A verdadeira dificuldade tem sido, porém, operacionalizar a revolta para a tornar em mudança verdadeira. A conclusão é óbvia e difícil de aceitar- escrever artigos não chega, espalhar informação não chega, convencer os amigos e familiares não chega. Portanto tento, sempre que possível, levar a minha revolta à rua (ao ponto que, quando não o faço, ou me dizem que dão pela minha falta ou começam a surgir comentários indiretos algo insultuosos que interpretam a minha ausência como boicote). Mas as manifestações também não têm sido suficientes para efetivar uma mudança real. O sistema já aprendeu como lidar com a consciencialização, com a revolta (no foro da opinião pública), e já aprendeu a lidar com as manifestações relativamente bem (se bem que tenta reprimir os três factores dentro do possível, sobretudo as manifestações, provando que os três e sobretudo o ultimo são um incómodo muito grande para o sistema, e portanto, permanecem instrumentos fundamentais e indispensáveis na luta contra a opressão). Pela primeira vez na minha vida estou com poucas ou nenhumas ideias práticas. Tenho convicções ideológicas, uma panóplia de ajustes ao sistema que gostaria de ver, tenho muitas, mas muitas reivindicações. Mas maneiras de as aplicar, métodos de como as operacionalizar, nestes pontos essenciais, estou em baixa de forma. Penso que estamos todos, ou quase.

Este sistema é magistral a construir becos sem saída. Penso que tenho que ir meditar numa montanha uns dias, eliminar o barulho do sectarismo, do tribalismo, do ódio incompreensível entre amigos e camaradas, da desconfiança generalizada, a ver se quando volto tenho um contributo importante a dar. A única solução que tenho, por enquanto, é tentar ser mais tolerantes com os meus companheiros de batalha. Tentar refletir sobre o comportamento que gostaria de ver nos governantes.
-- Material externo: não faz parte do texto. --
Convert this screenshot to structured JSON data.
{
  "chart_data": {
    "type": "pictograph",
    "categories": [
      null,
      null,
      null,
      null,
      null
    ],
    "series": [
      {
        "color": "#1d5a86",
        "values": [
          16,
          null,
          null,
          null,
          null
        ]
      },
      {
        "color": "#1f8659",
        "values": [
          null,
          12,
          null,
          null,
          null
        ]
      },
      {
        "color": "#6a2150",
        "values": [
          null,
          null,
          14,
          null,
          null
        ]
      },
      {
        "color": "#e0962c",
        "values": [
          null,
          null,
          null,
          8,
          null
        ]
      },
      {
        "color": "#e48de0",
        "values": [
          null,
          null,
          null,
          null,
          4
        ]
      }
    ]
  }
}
O Castelo da Caverna, Margat, Síria
O Castelo da Caverna, Margat, Síria

A classe dominante está podre. Sem dúvida. Mas parece-me que a podridão dos governantes nos está a infectar mais do que nos apercebemos, mais do que estamos prontos a admitir. Vejo-me demasiadas vezes a adoptar atitudes que eu próprio detesto quando as identifico noutras pessoas. Estarei a ir longe demais se disser que o que nos falta não é pureza ideológica, nem unidade política compulsiva, nem um muito menos um contingente maior, mas o que nos falta de facto é virtude, ou seja, qualidades humanas verdadeiras? Paciência, calma, generosidade, uma boa palavra para quem nos insulta, um conselho de amigo para quem nos espezinha, um sorriso para quem nos olha como quem preferia que não existíssemos?

Por enquanto ainda me sinto como um espectador que vê, praticamente impotente, o desenrolar de uma peça de teatro sinistra cujo guião foi escrito há séculos atrás. Não quero com isto desmotivar a malta mais combativa, nem muito menos os que vão inevitavelmente entrar para o combate brevemente. Pelo contrário. Nunca, mas nunca estive mais motivado do que estou hoje. Mas um pouco de autocrítica nunca fez mal a ninguém.